I was interested to read about the mercury incident. When i was at school........several...well alrightover 30 years ago, chemistr teacher was passing a jam jar sized glass...well ..a jar or mercury about the class so we could all marvel at how heavy it was. It was very heavy, so much so that when i passed it to my mate..and warned him of its unexpected weight, he dropped it! it smashed and the teacher spent the rest of the day chasing millions of little balls about the floor with a piece of paper as a scoop.

Are we saying he should have done more. was the room contaminated in some way...just how nasty is this mercury?

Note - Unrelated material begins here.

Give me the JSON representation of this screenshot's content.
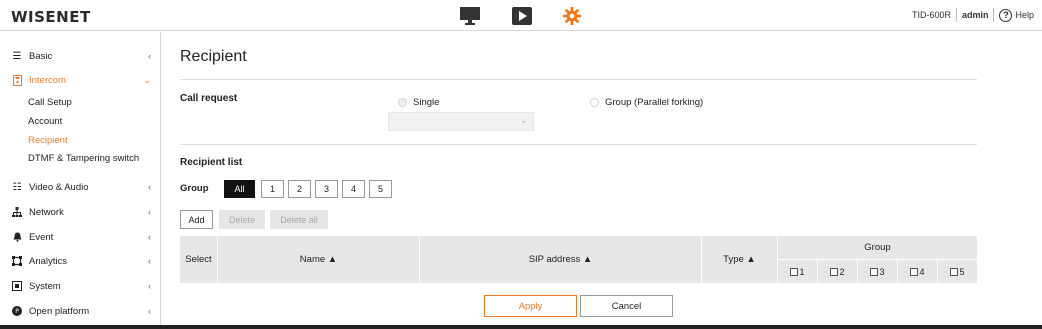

i still have all my fingers but buggered one up with a quarter inch chisel, cutting a nerve and a tendon...i'm in the club.
 
A mate of mine was once welding in side a leg of a oil rig, the part he was in was at 45 degrees, he was using a large grinder on an old weld when the disc flew off at spiralled its way up the leg. After a few moments he grapped his torch and shone it up the leg, just in time to see it spiralling back down towards him, it hit him just below his eye, down his face and round his throat. He shouted to his mate that his head had come off. He was taken to A&E in a stupor and recieved 74 stitches and two days stay. I may add he was ugly before the accident.
 
still got all mine, drilled a hole in a finger years ago, young and silly at the time, lost my temper and slipped while drilling a 3mm hole bit snapped after it went through my finger and nail. i had to twist it out in the reverse direction.... :shock: and sit down for a few minutes. didn't go to A+E and it healed up in no time.
Cut my leg big stile with a sanley knife, deep long cut didn't hurt a bit not at all!! had loads of stiches for that

Not cut myself seriously for years now u do learn!
 
cambers said:
A mate of mine was once welding in side a leg of a oil rig, the part he was in was at 45 degrees, he was using a large grinder on an old weld when the disc flew off at spiralled its way up the leg. After a few moments he grapped his torch and shone it up the leg, just in time to see it spiralling back down towards him, it hit him just below his eye, down his face and round his throat. He shouted to his mate that his head had come off. He was taken to A&E in a stupor and recieved 74 stitches and two days stay. I may add he was ugly before the accident.

That wins it for sure!!!

I worked at an aircraft-parts manufacturing shop where one lad/junior/apprentice/know-it-all switched off the laser-safety around the drop-presses then had it come down on his shoulder as he lent on it chatting - his dad was the operator and the son got away with only a dislocation of the shoulder and some sort of fracture in his arm.

My mum stiched her fingers together when operating a sewing machine at Clarks a number of years ago - thinking about cutting the threads and having to pull them out still gives her shivers!